NECO – Esqueça o Edu. Vamos logo pra Casa da Luz Vermelha que as meninas estão esperando.

(Neco e Dirceu saem de cena. Eduardo e Fausto entram e sentam)

FAUSTO – Olha, mas a comida é boa mesmo.

EDUARDO – Aprendi a cozinhar com a minha mãe, modéstia a parte eu sou muito bom nisso.

FAUSTO – Devia lançar um livro de culinária.

EDUARDO (Rindo) – Quem sabe um dia?

(Os dois se levantam)

FAUSTO – Um dia..Como você acha que será o mundo no ano 2000?

EDUARDO – Nossa..2000? Trinta e um anos ainda, muita coisa para acontecer.

FAUSTO – Você é escritor, use sua imaginação.

EDUARDO – Bem..Acho que irão existir carros voadores, iremos viajar para outros mundos, dizem que o homem vai na Lua esse ano, quero ver isso.

FAUSTO – Clair de Lune..

EDUARDO – Cura de doenças, as pessoas vivendo até 150 anos..Não sei, tantas coisas e você?

FAUSTO – Eu espero um mundo com mais paz, respeito, tolerância, menos ódio.
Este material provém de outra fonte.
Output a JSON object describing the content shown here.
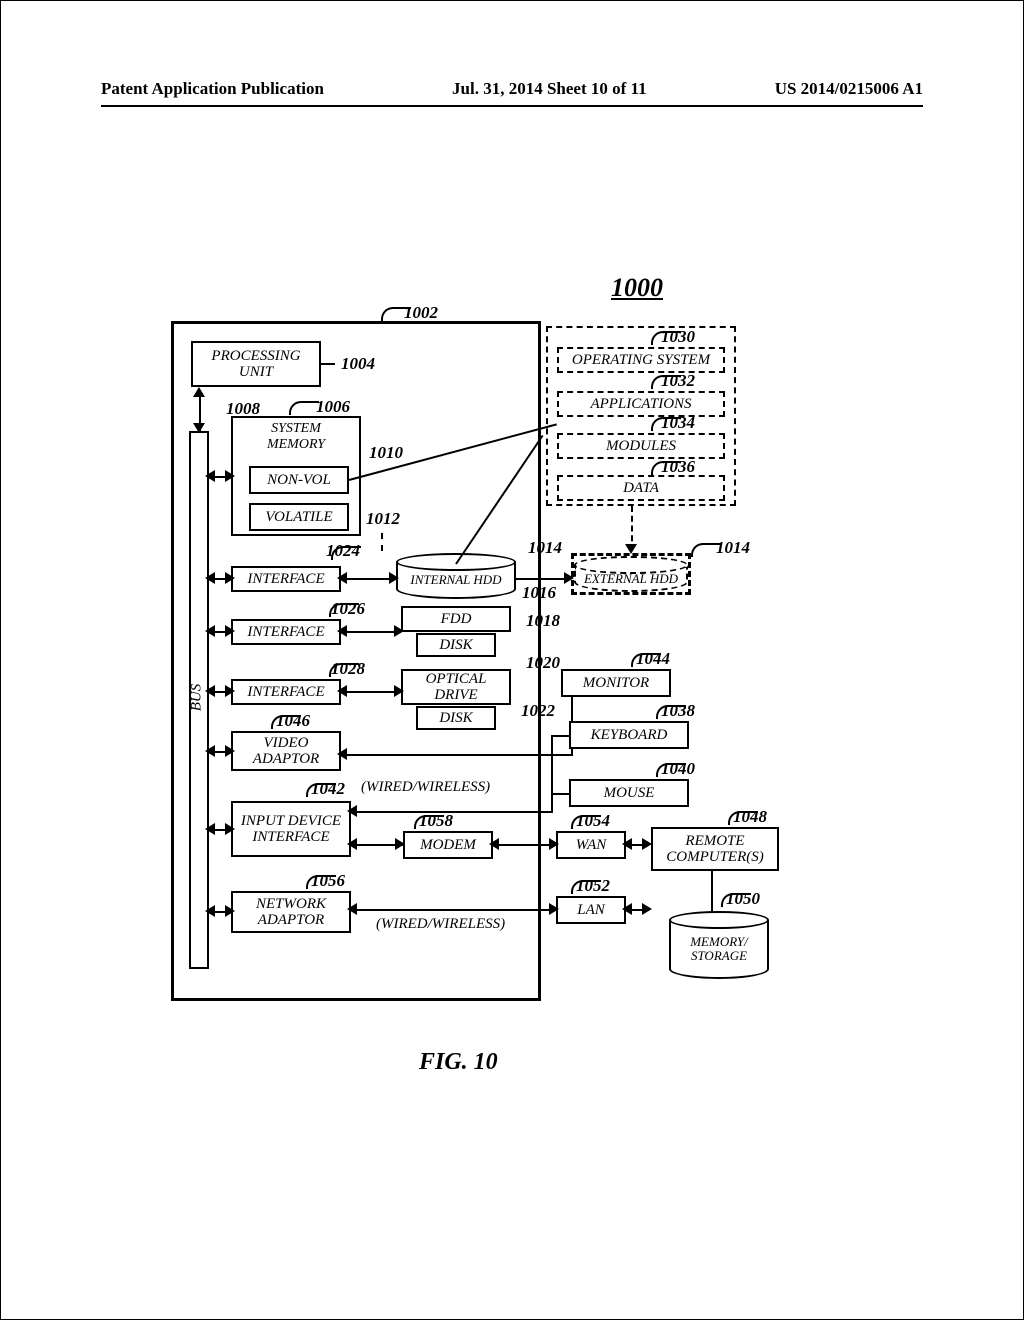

Que cada um respeite o pensamento alheio, a opção alheia. Menos fome, miséria, violência..Acho que no ano 2000 será bem melhor que hoje. Sem guerras e mais amor.

EDUARDO – Que assim seja!!

FAUSTO – E em um pais com democracia. Onde as pessoas não morram, sumam ou tenham que se esconder por ter opinião.

EDUARDO No século XXI o diferente com certeza será respeitado.... As pessoas do futuro serão melhores.

FAUSTO – Vamos celebrar o futuro!!

(Pega vinho, serve duas taças e entrega uma a Eduardo)

FAUSTO – Como se vê no ano 2000?

EDUARDO – Escritor famoso, reconhecido, podendo viver do que escrevo. Queria ser feliz.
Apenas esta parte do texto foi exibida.